Widespread and representative participation
11. The court held that the first criteria was not met. The number of ratifications and
accessions to the convention (39 States) were not adequately representative (including of
coastal States i.e. those States whose rights are affected) or widespread.
Duration
12. The court held that duration taken for the customary law rule to emerge is not as important
as widespread and representative participation, uniform usage and the existence of an opinio
juris.

Although the passage of only a short period of time (in this case, 3 5 years) is not
necessarily, or of itself, a bar to the formation of a new rule of customary international law on
the basis of what was originally a purely conventional rule, an indispensable requirement would
be that within the period in question, short though it might be, State practice, including that of
States whose interests are specially affected, should have been both extensive and virtually
uniform in the sense of the provision invoked and should moreover have occurred in such a way
as to show a general recognition that a rule of law or legal obligation is involved (text in
brackets added).
Opinio juris
13. Opinio juris is reflected in acts of States (Nicaragua Case) or in omissions (Lotus case) in so
far as those acts or omissions are done following a belief that the said State is obligated by law
to act or refrain from acting in a particular way. (For more on opinio juris click here).

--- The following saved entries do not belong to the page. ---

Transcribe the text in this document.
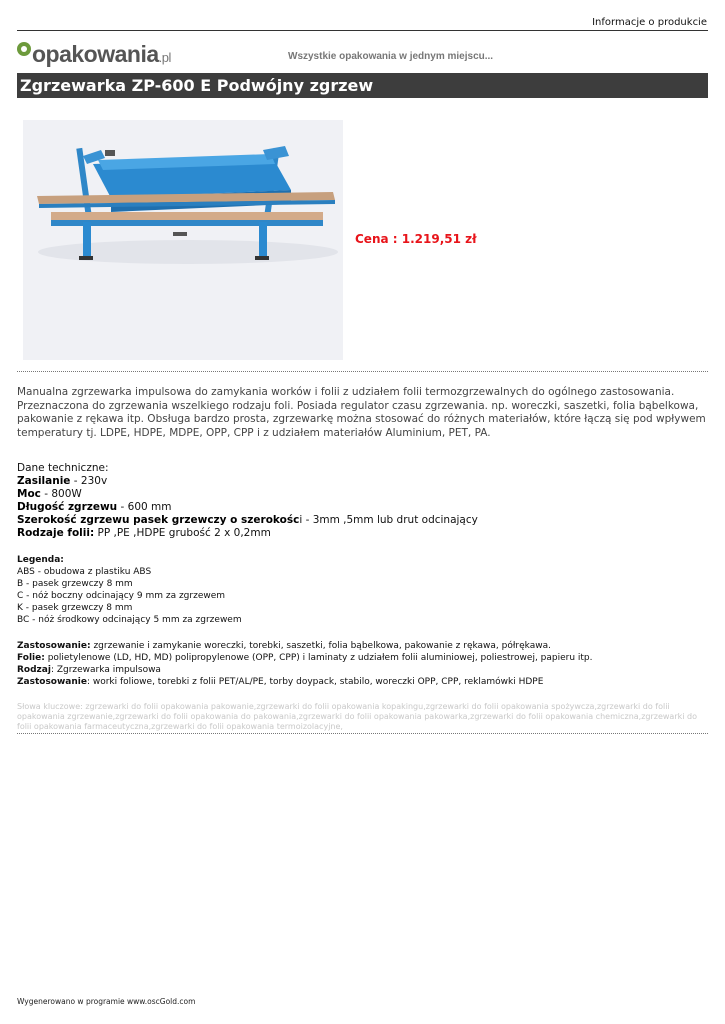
Informacje o produkcie
opakowania.pl	Wszystkie opakowania w jednym miejscu...
Zgrzewarka ZP-600 E Podwójny zgrzew
Cena : 1.219,51 zł

Manualna zgrzewarka impulsowa do zamykania worków i folii z udziałem folii termozgrzewalnych do ogólnego zastosowania. Przeznaczona do zgrzewania wszelkiego rodzaju foli. Posiada regulator czasu zgrzewania. np. woreczki, saszetki, folia bąbelkowa, pakowanie z rękawa itp. Obsługa bardzo prosta, zgrzewarkę można stosować do różnych materiałów, które łączą się pod wpływem temperatury tj. LDPE, HDPE, MDPE, OPP, CPP i z udziałem materiałów Aluminium, PET, PA.

Dane techniczne:
Zasilanie - 230v
Moc - 800W
Długość zgrzewu - 600 mm
Szerokość zgrzewu pasek grzewczy o szerokości - 3mm ,5mm lub drut odcinający
Rodzaje folii: PP ,PE ,HDPE grubość 2 x 0,2mm
Legenda:
ABS - obudowa z plastiku ABS
B - pasek grzewczy 8 mm
C - nóż boczny odcinający 9 mm za zgrzewem
K - pasek grzewczy 8 mm
BC - nóż środkowy odcinający 5 mm za zgrzewem
Zastosowanie: zgrzewanie i zamykanie woreczki, torebki, saszetki, folia bąbelkowa, pakowanie z rękawa, półrękawa.
Folie: polietylenowe (LD, HD, MD) polipropylenowe (OPP, CPP) i laminaty z udziałem folii aluminiowej, poliestrowej, papieru itp.
Rodzaj: Zgrzewarka impulsowa
Zastosowanie: worki foliowe, torebki z folii PET/AL/PE, torby doypack, stabilo, woreczki OPP, CPP, reklamówki HDPE
Słowa kluczowe: zgrzewarki do folii opakowania pakowanie,zgrzewarki do folii opakowania kopakingu,zgrzewarki do folii opakowania spożywcza,zgrzewarki do folii opakowania zgrzewanie,zgrzewarki do folii opakowania do pakowania,zgrzewarki do folii opakowania pakowarka,zgrzewarki do folii opakowania chemiczna,zgrzewarki do folii opakowania farmaceutyczna,zgrzewarki do folii opakowania termoizolacyjne,
Wygenerowano w programie www.oscGold.com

14. The Court examined 15 cases where States had delimited their boundaries using the
equidistance method, after the Convention came into force (paras. 75 -77). The court
concluded, even if there were some State practice in favour of the equidistance principle the
court could not deduct the necessary opinio juris from this State practice. The North Sea
Continental Shelf Cases confirmed that both State practice (the objective element) and opinio
juris (the subjective element) are essential pre-requisites for the formation of a customary law
rule. This is consistent with Article 38 (1) (b) of the Statute of the ICJ. The following explains the
concept of opinio jurisand the difference between customs (i.e. habits) and customary law:

Not only must the acts concerned amount to a settled practice, but they must also be such, or
be carried out in such a way, as to be evidence of a belief that this practice is
rendered obligatory by the existence of a rule of law requiring it. The need for such a belief, i.e,
the existence of a subjective element, is implicit in the very notion of the opinio juris sive
necessitatis. The States concerned must therefore feel that they are conforming to what
amounts to a legal obligation. The frequency, or even habitual character of the acts is not in
itself enough. There are many international acts, e.g., in the field of ceremonial and protocol,
which are performed almost invariably, but which are motivated only by considerations of
courtesy, convenience or tradition, and not by any sense of legal duty.
15. The court concluded that the equidistance principle was not binding on Germany by way of
treaty or customary international law because, in the case of the latter, the principle had not
attained a customary international law status at the time of the entry into force of the Geneva
Convention or thereafter. As such, the court held that the use of the equidistance method is not
obligatory for the delimitation of the areas concerned in the present proceedings.